I think it was a miscommunication on my part.

I'm not concerned about adding stuff or change stuff.

Both std.experimental and std.v2 split phobos in two, that is my problem with
std.v2.



Please remove and add to phobos as much as you see fit, but don't split it.

I said it in the long post once before, but I say it again.
By the time I have explained to somebody new why D is in version 2.099 with
phobos having parts in version v2 in addition to std.experimental, which is
was pretty much DOA, the person has installed, compiled, and run "hello world"
in rust.

November 03, 2021
On Wednesday, 3 November 2021 at 16:51:43 UTC, Robert burner Schadek wrote:
> Both std.experimental and std.v2 split phobos in two, that is my problem with
> std.v2.

No.  std.experimental does not split anything.  It's extra stuff you don't need to use.

>
> Please remove and add to phobos as much as you see fit, but don't split it.
>

This statement must be hyperbole.  Obviously adding and removing from the standard library on a whim is not acceptable.
November 03, 2021
On Wednesday, 3 November 2021 at 15:02:57 UTC, Andrei Alexandrescu wrote:
> On 2021-11-02 18:27, Elronnd wrote:
>> On Tuesday, 2 November 2021 at 20:24:21 UTC, Andrei Alexandrescu wrote:
>>>> [...]
>>>
>>> Must have been a miscommunication on my part. The two couldn't be more different.
>> 
>> I don't think the concern is that they are _intended_ to be similar, but that they will end up that way.
>> 
>>> std.experimental:
>>> - Intent is to be moved to std when ready, where it ADDS functionality
>> 
>> And yet, std.experimental seems to be where code goes to die. std.sumtype exists, probably only because pbackus didn't let it go into std.experimental.
>
> This seems to presuppose I was making the argument std.experimental is good.
>
> FWIW I fully supported and encouraged Paul to merge his work straight into std.

Likewise.

I'm going to look at the PR in detail and comment later.
November 03, 2021
On 2021-11-03 12:51, Robert burner Schadek wrote:
> On Tuesday, 2 November 2021 at 20:24:21 UTC, Andrei Alexandrescu wrote:
>> Must have been a miscommunication on my part. The two couldn't be more different.
> 
> I think it was a miscommunication on my part.
> 
> I'm not concerned about adding stuff or change stuff.
> 
> Both std.experimental and std.v2 split phobos in two, that is my problem with
> std.v2.

There's no splitting. You get to use std or std2. New code should use std2. Old code can migrate to std2. There's gotta be two by the pigeonhole principle. I don't see how this can be done otherwise.

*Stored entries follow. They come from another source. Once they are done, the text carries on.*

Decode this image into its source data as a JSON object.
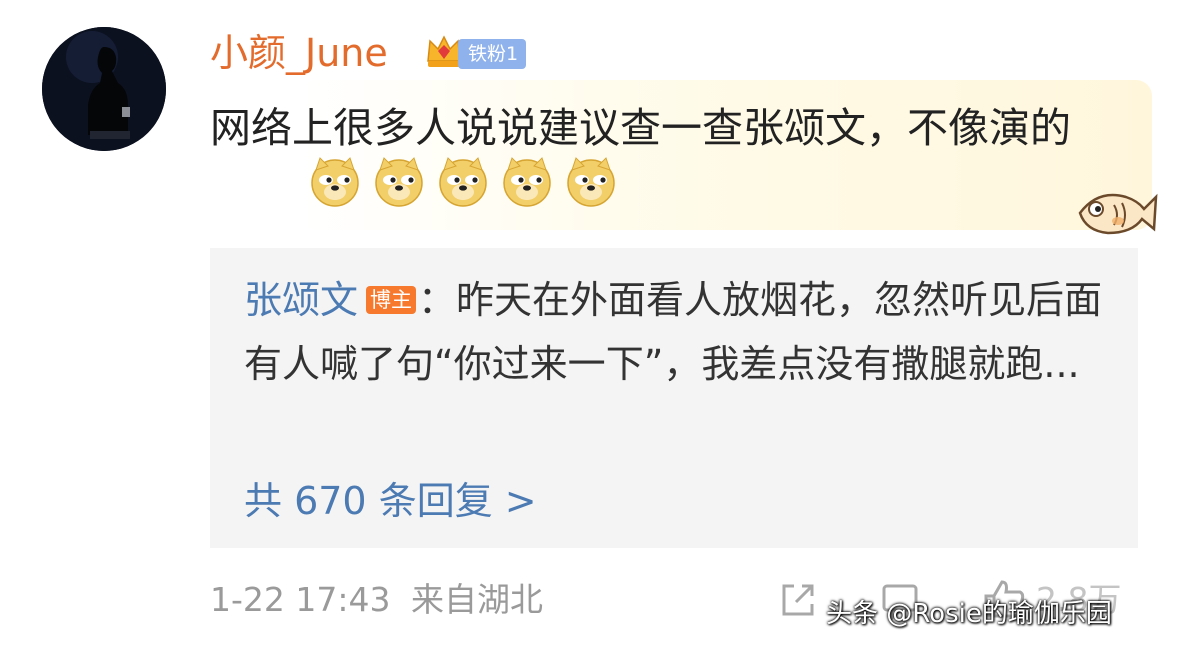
{
  "comment": {
    "username": "小颜_June",
    "fan_badge": "铁粉1",
    "text": "网络上很多人说说建议查一查张颂文，不像演的",
    "emoji_count": 5,
    "emoji_name": "doge-emoji"
  },
  "quoted_post": {
    "author": "张颂文",
    "author_badge": "博主",
    "text": "：昨天在外面看人放烟花，忽然听见后面有人喊了句“你过来一下”，我差点没有撒腿就跑...",
    "reply_link": "共 670 条回复 >"
  },
  "meta": {
    "date_time": "1-22 17:43",
    "location": "来自湖北",
    "like_count": "2.8万"
  },
  "watermark": "头条 @Rosie的瑜伽乐园",
  "colors": {
    "username": "#e36b2c",
    "link": "#4c7ab2",
    "badge_blue": "#8fb2ec",
    "badge_orange": "#f6792d"
  }
}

The situation with std.experimental is very different. There a trivial claim can be made that there's "splitting" for the simple reason what's in one is not in the other.
November 03, 2021

On Wednesday, 3 November 2021 at 17:46:15 UTC, Andrei Alexandrescu wrote:

>

There's no splitting. You get to use std or std2. New code should use std2. Old code can migrate to std2. There's gotta be two by the pigeonhole principle. I don't see how this can be done otherwise.

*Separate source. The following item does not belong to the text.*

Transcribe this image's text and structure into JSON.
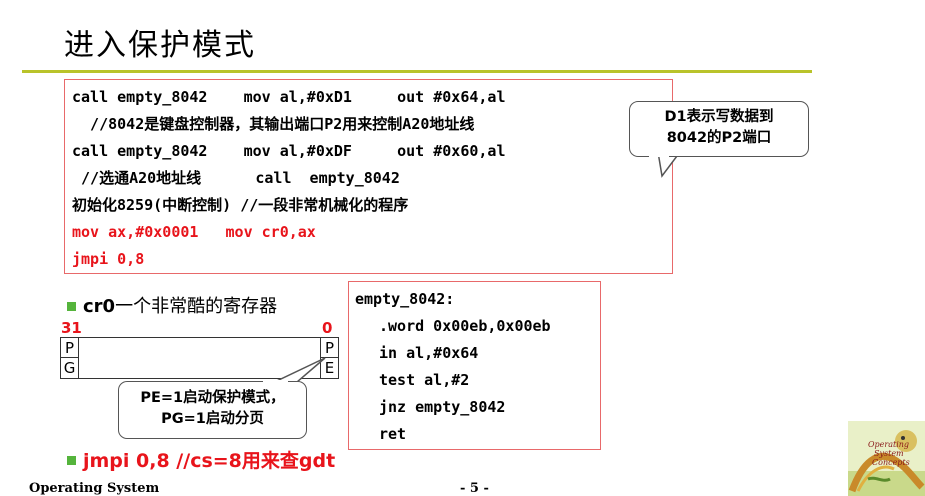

It could be done by figuring out a way to use two Phobos versions side-by-side, for example 2.092 and 2.096. But your scheme has advantages over that so I'm still all in for std2.

November 04, 2021
On 2021-10-30 21:59, Andrei Alexandrescu wrote:
> https://github.com/dlang/phobos/pull/8309
> 
> Destroy!

Update: the entire std.algorithm.comparison is now versionable. Took about a day. I expect others to take less based on experience accumulated.

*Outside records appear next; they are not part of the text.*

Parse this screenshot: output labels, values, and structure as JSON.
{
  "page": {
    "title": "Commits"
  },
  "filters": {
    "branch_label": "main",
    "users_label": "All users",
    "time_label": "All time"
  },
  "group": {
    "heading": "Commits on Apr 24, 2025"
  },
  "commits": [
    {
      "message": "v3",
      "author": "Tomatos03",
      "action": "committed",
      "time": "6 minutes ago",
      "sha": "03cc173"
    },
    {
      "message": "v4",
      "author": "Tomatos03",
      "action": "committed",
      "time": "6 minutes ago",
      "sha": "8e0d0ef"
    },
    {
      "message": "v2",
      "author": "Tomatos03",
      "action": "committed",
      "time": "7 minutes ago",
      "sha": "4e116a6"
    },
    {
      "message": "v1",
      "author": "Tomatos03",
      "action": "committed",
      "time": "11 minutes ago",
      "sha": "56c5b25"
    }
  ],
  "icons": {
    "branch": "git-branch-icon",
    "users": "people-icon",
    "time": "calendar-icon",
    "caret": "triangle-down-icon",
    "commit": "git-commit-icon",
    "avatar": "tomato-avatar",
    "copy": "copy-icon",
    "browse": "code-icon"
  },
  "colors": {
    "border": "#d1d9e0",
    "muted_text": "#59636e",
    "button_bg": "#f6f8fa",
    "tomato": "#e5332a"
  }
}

Found a bad compiler bug exposed by versioning equal(). Noted in the text. I don't think there's a workaround.

Spoiler: the code looks passable. Further spoiler: it's not quite a basket of fruit.

November 05, 2021
On Sunday, 31 October 2021 at 01:59:38 UTC, Andrei Alexandrescu wrote:
> https://github.com/dlang/phobos/pull/8309
>
> Destroy!

I'm highly skeptical of making phobos 2 at this time. Maybe I'm wrong, but we discussed it not so long ago, and I tried to work on collections for it.

Problem is: it is not possible, as far as I can tell, to write a high quality collection library in D right now.

Because this is such a basic building block, I really question what phobos 2 can really achieve. The root cause of the mess that is phobos is that it is built on shaky grounds, and phobos 2 will be built on the same ground.